Typical tactile elevations: Thermoformed maps usually have an elevation of at least 1mm. Swell Paper averages 0.5 mm and braille embossers have a range from 0.25–1 mm. Ink-jet printers can be controlled to vary elevation as needed. A (2009) study conducted by Sandra Jehoel tested various height levels and estimated that preferred tactile elevations fall between 40 and 80 micrometres depending on the substrate background, shape of the object and smoothness of lines. Symbols such as a triangle, square and a circle should have a minimum base line length of 6.4, 5.0 and 5.5 mm respectively for proper recognition.

Audio tactile maps or graphic tablets are interactive devices. Electronic tactile talking touch pad instruments use Macromedia Flash software with audio files to convey information to the blind or visually impaired user. As the user's finger engages a feature or symbol a recording provides information about the object, symbol or area. For example, the sound of splashing water can be used for areas such as rivers or oceans. This format has great potential for transmitting information over the Internet which can be downloaded to a computer or hand-held device.

A great deal of hardware already exists that can be used by the blind or visually impaired to interact with computer screen graphics. A vibrating mouse or other force feedback devices can be adapted to turn any visual software generated map into a hybrid tactile map. The interactive signal to a device can be varied when crossing a boundary or symbol.

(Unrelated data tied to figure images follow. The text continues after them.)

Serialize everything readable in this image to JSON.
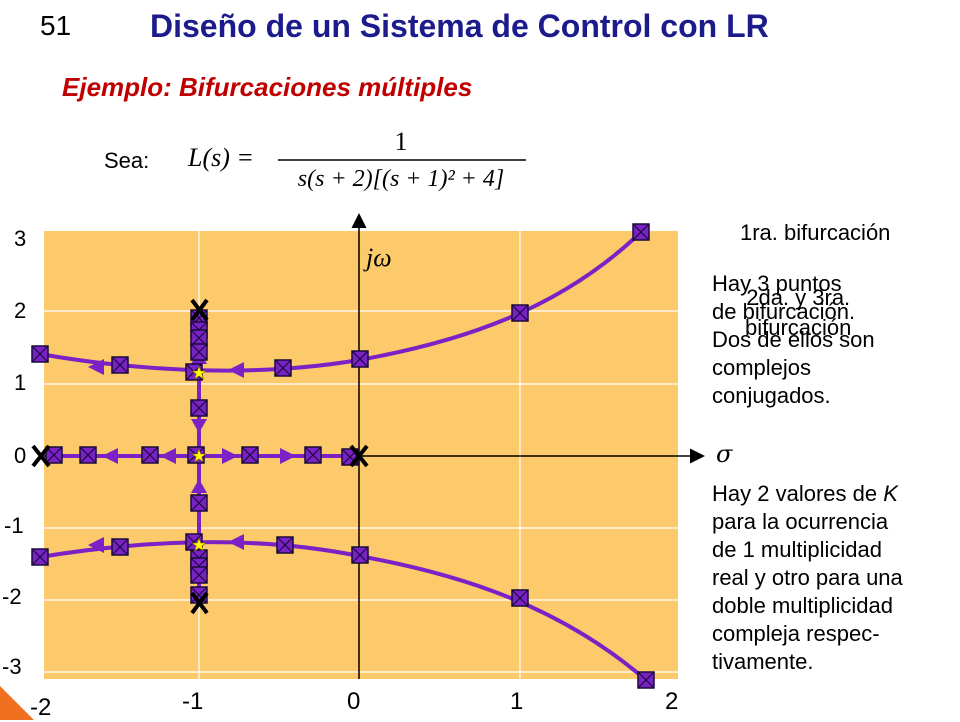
{
  "slide_number": "51",
  "title": "Diseño de un Sistema de Control con LR",
  "subtitle": "Ejemplo: Bifurcaciones múltiples",
  "sea_label": "Sea:",
  "formula": {
    "lhs": "L(s) =",
    "numerator": "1",
    "denominator": "s(s + 2)[(s + 1)² + 4]"
  },
  "axes": {
    "imag_label": "jω",
    "real_label": "σ",
    "y_ticks": [
      "3",
      "2",
      "1",
      "0",
      "-1",
      "-2",
      "-3"
    ],
    "x_ticks": [
      "-2",
      "-1",
      "0",
      "1",
      "2"
    ]
  },
  "labels": {
    "first_bifurcation": "1ra. bifurcación",
    "second_third_bifurcation": "2da. y 3ra.\nbifurcación"
  },
  "notes": {
    "note1": "Hay 3 puntos\nde bifurcación.\nDos de ellos son\ncomplejos\nconjugados.",
    "note2_before_k": "Hay 2 valores de ",
    "note2_k": "K",
    "note2_after_k": "\npara la ocurrencia\nde 1 multiplicidad\nreal y otro para una\ndoble multiplicidad\ncompleja respec-\ntivamente."
  },
  "colors": {
    "plot_background": "#fcc96b",
    "locus_line": "#7a22c6",
    "marker_fill": "#7a22c6",
    "marker_edge": "#1a0a3a",
    "pole_mark": "#000000",
    "breakaway_star": "#ffff00",
    "title_color": "#1b1b8c",
    "subtitle_color": "#c00000"
  },
  "root_locus": {
    "open_loop_poles": [
      [
        0,
        0
      ],
      [
        -2,
        0
      ],
      [
        -1,
        2
      ],
      [
        -1,
        -2
      ]
    ],
    "breakaway_points": [
      [
        -1,
        0
      ],
      [
        -1,
        1.22
      ],
      [
        -1,
        -1.22
      ]
    ],
    "branches_note": "4 branches; real-axis segment between -2 and 0"
  }
}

High resolution refreshable braille displays containing 1,500 to 12,000 pixels are already available in market. Graphic braille display available in the market is DV-2 (from KGS) with 1,536 pixels, Hyperbraille with 7,200 pixels and TACTISPLAY Table/Walk (from Tactisplay Corp.) with 2,400/12,000 pixels respectively. TACTISPLAY table has total 12,000 pixels arranged in 120x100.

Zoom maps are a recently developed tactile map. These maps are designed specifically for those who can read braille and have had no previous interaction with tactile maps. The term zoom is comparable to a zoom-able visual raster internet map. A country is divided into regions on the first map then the next zoomed map will have a breakdown of the regions and so forth until a city level is reached. These successive maps rely on a dependable texture as the map zoom progresses. This produces a familiarity as one zooms from the preceding map. This is achieved in many instances with line orientation, area and consistent shape. The Braille text on the map is placed next to a rectangular textured legend for area identification.